Townhouse demand was stronger in some neighborhoods than others. According to Derderian, the submarkets of Downtown Manhattan (which includes pricey enclaves like the West Village, Chelsea and Tribeca) and Northwest Brooklyn (home to Brooklyn Heights, Park Slope, Cobble Hill and other neighborhoods) were the most popular, with buyers pushing prices up.

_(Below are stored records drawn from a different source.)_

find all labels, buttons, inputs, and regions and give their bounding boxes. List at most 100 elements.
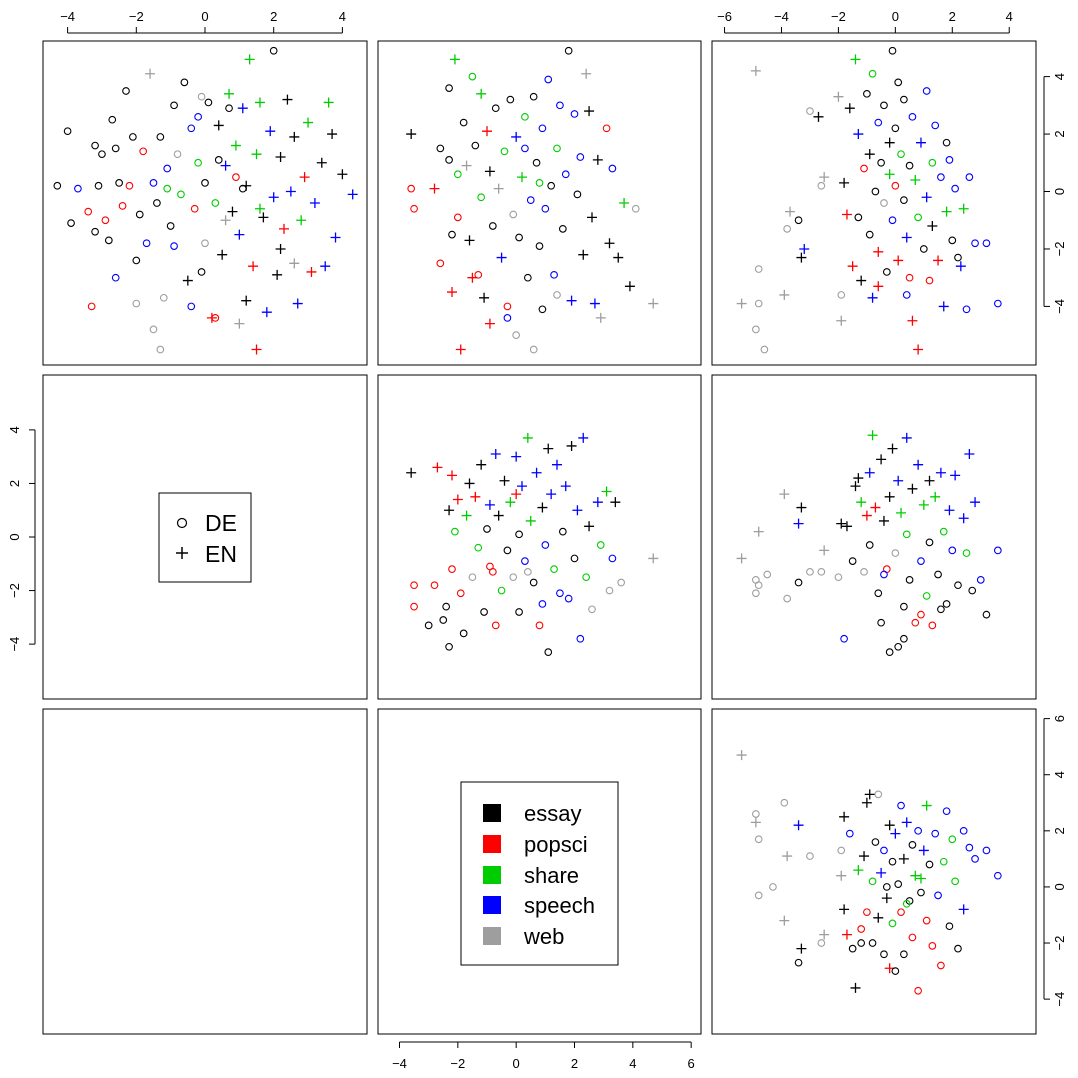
data-point — [780, 798, 789, 807]
data-point — [503, 546, 512, 555]
data-point — [933, 255, 944, 266]
data-point — [204, 98, 213, 107]
data-point — [753, 526, 764, 537]
data-point — [610, 497, 621, 508]
data-point — [853, 473, 864, 484]
data-point — [891, 124, 900, 133]
data-point — [521, 144, 529, 153]
data-point — [754, 581, 763, 590]
data-point — [448, 230, 456, 239]
data-point — [227, 206, 238, 217]
data-point — [436, 259, 445, 268]
panel-points-row1-col3 — [736, 46, 1002, 355]
data-point — [543, 443, 554, 454]
data-point — [841, 929, 852, 940]
data-point — [982, 239, 991, 248]
data-point — [624, 281, 635, 292]
data-point — [529, 578, 538, 587]
data-point — [442, 602, 451, 611]
data-point — [908, 112, 917, 121]
data-point — [201, 179, 209, 187]
data-point — [891, 181, 900, 190]
data-point — [104, 236, 113, 245]
data-point — [187, 124, 196, 133]
data-point — [945, 156, 954, 164]
data-point — [476, 459, 487, 470]
x-tick-label: 0 — [513, 1056, 520, 1071]
data-point — [880, 101, 888, 110]
data-point — [268, 192, 279, 203]
data-point — [570, 110, 579, 118]
data-point — [474, 543, 483, 552]
data-point — [836, 315, 847, 326]
data-point — [581, 68, 592, 79]
x-tick-label: −2 — [450, 1056, 465, 1071]
x-tick-label: 2 — [949, 9, 956, 24]
data-point — [945, 922, 954, 931]
data-point — [876, 454, 887, 465]
data-point — [864, 149, 875, 160]
data-point — [558, 225, 567, 233]
data-point — [881, 893, 892, 904]
data-point — [922, 87, 931, 95]
panel-points-row1-col2 — [406, 46, 659, 355]
data-point — [578, 249, 589, 260]
data-point — [888, 46, 897, 55]
data-point — [424, 621, 433, 630]
data-point — [819, 172, 830, 183]
data-point — [272, 269, 283, 280]
data-point — [962, 305, 971, 314]
data-point — [111, 273, 120, 282]
data-point — [833, 91, 844, 102]
data-point — [948, 546, 957, 555]
data-point — [292, 298, 303, 309]
data-point — [156, 133, 165, 141]
chart-axes: −4 −2 0 2 4 −6 −4 −2 0 2 4 −4 −2 0 2 4 −4 −2 0 2 4 −4 −2 0 2 4 6 −4… — [7, 9, 1067, 1071]
data-point — [877, 618, 885, 627]
data-point — [406, 129, 417, 140]
data-point — [850, 481, 861, 492]
data-point — [873, 281, 884, 292]
data-point — [964, 448, 975, 459]
data-point — [894, 78, 903, 87]
data-point — [94, 181, 103, 190]
data-point — [132, 299, 141, 308]
data-point — [871, 838, 880, 846]
data-point — [913, 459, 924, 470]
y-tick-label: 4 — [1052, 771, 1067, 778]
data-point — [910, 175, 921, 186]
data-point — [931, 121, 940, 130]
data-point — [884, 820, 895, 831]
data-point — [750, 817, 761, 828]
data-point — [108, 115, 117, 124]
data-point — [914, 986, 922, 995]
data-point — [484, 499, 495, 510]
data-point — [538, 600, 547, 608]
y-tick-label: −4 — [1052, 299, 1067, 314]
data-point — [841, 521, 852, 532]
data-point — [604, 238, 615, 249]
y-tick-label: −2 — [1052, 242, 1067, 257]
data-point — [299, 172, 310, 183]
data-point — [917, 888, 925, 897]
data-point — [541, 541, 550, 549]
data-point — [796, 943, 807, 954]
data-point — [145, 68, 156, 79]
data-point — [876, 867, 887, 878]
data-point — [796, 252, 807, 263]
data-point — [941, 206, 952, 217]
data-point — [937, 173, 945, 181]
data-point — [902, 291, 911, 299]
data-point — [868, 69, 877, 78]
data-point — [541, 204, 550, 213]
data-point — [194, 112, 202, 121]
data-point — [608, 554, 617, 563]
data-point — [834, 573, 843, 582]
data-point — [958, 904, 969, 915]
data-point — [564, 46, 573, 55]
y-tick-label: 0 — [7, 533, 22, 540]
x-tick-label: 6 — [688, 1056, 695, 1071]
data-point — [860, 567, 868, 576]
data-point — [900, 196, 908, 204]
y-tick-label: 4 — [1052, 73, 1067, 80]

The median price for Downtown townhouses hit $10.75 million in the second half of the year, a 60 percent increase the previous quarter, when in-person showings were not permitted.
Northwest Brooklyn had the most recorded sales, with 102. One of those, a $25.5 million townhouse in Brooklyn Heights, marked a new record for the borough and was one of several sales above $10 million in the neighborhood.
“There is simply not enough supply of townhomes” in the borough’s more desirable enclaves, Derderian said. “Especially in Northwest Brooklyn, the price points tend to be more appealing, which drove up demand.”
That tracks with the year-end report from Leslie J. Garfield, a brokerage specializing in townhouse sales. In Brooklyn, “pent-up demand paired with a renewed interest in more space, privacy, and outdoor space has pushed the market forward at a rapid pace,” the firm wrote.
Its year-end report, however, is slightly less rosy than Serhant’s; Leslie J. Garfield saw its townhouse sales decline by 45 percent in Manhattan and 13 percent in Brooklyn, and the average sale price for townhouses slid, too.
Still, the firm noted that an “uncharacteristically busy” December is a reason to be optimistic about 2021.
“There seems to be a new buyer pool for townhouses, made up of purchasers who have migrated from co-ops and condos to single-family townhouses or multi-family conversion opportunities,” the report said.